April 20, 2009
I know it’s mostly my family that reads this and most of them won’t care about this, but I need to say some things about urllib2 in Python.
I wrote the Ruby one a while back. It uses the standard Ruby Net::HTTP library to manage the protocol. A few weeks back I started on Python, and decided to use the standard urllib2 library in that language.
At first I was pretty impressed with the architecture of urllib2. The way it has a generic “opener” object with handlers for different protocols and errors is pretty slick. As I got further in, though, it became clear that it was written by looking at what browsers do and not by reading RFC 2616 and actually following the standard.
- By default, it only does GET and POST. Yes, that’s all that browsers do, but HTTP has other methods. I found the workaround on Stack Overflow and it’s not too unreasonable, but I still prefer the way Ruby’s Net::HTTP has a different subclass of Request for each method. (Net::HTTP even has subclasses for WebDAV.)
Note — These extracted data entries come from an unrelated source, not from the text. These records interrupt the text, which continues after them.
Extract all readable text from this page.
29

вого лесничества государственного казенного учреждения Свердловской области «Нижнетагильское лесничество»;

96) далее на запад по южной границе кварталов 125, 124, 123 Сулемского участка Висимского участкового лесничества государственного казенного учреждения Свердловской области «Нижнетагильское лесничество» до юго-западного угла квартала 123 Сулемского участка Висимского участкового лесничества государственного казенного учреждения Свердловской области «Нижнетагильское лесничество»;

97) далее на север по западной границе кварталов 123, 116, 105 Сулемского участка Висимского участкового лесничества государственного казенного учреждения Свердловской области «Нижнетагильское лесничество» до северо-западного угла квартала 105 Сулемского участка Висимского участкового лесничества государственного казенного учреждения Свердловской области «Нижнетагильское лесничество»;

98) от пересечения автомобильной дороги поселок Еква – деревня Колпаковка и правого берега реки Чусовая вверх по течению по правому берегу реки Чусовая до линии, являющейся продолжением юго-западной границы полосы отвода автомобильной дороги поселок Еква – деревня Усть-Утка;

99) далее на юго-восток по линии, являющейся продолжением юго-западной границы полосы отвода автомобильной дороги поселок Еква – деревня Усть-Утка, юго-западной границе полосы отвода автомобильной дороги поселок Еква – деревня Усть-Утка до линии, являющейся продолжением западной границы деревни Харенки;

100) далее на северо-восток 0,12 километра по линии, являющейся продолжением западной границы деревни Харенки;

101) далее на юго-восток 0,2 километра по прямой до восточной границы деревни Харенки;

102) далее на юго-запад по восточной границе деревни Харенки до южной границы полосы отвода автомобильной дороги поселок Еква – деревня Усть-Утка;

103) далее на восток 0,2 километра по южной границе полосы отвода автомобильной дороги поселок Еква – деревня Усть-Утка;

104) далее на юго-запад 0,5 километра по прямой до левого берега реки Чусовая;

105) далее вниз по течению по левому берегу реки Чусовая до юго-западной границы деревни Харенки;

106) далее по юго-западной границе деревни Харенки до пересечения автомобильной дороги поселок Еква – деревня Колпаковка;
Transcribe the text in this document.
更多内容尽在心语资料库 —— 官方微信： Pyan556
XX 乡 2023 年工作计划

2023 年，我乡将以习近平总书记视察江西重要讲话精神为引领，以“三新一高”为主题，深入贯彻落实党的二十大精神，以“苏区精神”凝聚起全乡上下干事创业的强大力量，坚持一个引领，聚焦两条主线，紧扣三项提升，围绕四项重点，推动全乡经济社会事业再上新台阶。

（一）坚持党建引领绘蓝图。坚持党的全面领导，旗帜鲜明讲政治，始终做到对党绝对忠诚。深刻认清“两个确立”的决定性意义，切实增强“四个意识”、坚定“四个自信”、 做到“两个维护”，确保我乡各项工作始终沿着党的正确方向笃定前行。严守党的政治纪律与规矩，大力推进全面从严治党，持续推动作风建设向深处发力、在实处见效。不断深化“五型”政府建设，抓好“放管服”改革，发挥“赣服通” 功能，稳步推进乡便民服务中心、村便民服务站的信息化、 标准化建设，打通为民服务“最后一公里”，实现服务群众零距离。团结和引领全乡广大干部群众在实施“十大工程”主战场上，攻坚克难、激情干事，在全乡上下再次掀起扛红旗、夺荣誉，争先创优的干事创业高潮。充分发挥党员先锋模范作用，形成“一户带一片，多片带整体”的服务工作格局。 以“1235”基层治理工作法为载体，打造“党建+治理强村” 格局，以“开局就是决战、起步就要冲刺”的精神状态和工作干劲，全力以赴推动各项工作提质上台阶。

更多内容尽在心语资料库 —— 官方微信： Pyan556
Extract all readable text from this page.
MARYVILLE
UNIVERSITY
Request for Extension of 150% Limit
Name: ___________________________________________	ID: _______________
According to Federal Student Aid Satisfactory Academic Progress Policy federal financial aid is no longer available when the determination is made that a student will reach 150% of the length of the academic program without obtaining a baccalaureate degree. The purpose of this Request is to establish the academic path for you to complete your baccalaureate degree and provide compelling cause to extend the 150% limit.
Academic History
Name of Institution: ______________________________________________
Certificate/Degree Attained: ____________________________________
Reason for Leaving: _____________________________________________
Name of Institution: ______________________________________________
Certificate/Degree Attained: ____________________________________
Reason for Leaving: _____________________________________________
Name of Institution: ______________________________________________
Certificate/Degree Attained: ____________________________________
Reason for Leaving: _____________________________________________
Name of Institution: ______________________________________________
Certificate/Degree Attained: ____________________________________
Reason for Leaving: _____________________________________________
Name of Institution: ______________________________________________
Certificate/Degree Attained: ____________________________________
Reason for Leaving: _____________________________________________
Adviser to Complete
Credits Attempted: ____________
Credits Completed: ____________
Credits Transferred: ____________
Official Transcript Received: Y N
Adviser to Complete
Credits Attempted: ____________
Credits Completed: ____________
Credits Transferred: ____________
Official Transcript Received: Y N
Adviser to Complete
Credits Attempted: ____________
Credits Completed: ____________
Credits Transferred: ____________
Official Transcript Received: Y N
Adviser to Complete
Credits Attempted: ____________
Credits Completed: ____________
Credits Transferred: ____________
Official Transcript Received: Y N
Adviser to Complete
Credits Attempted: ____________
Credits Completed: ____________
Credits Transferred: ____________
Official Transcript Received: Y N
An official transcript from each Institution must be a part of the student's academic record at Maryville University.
- The big thing was when I did a POST and urllib2 threw an exception because the status code was 201, not 200! The RFC specifically says that by default all codes from 200 to 299 should be treated the same as 200, so this violates the RFC. It turns out that this has been fixed in Python 2.6, but our production environment will be Python 2.5, so I still need a workaround.
The workaround I came up with is to create a subclass of urllib2.HTTPErrorProcessor that has the code from the Python 2.6 version, and pass it to urllib2.build_opener() if the version of Python is less than 2.6. (I was already building an opener object so things like authorization and cookies would be database-specific.)
But I still think that people who are writing libraries around a published specification should actually read the specification and follow it in the first place.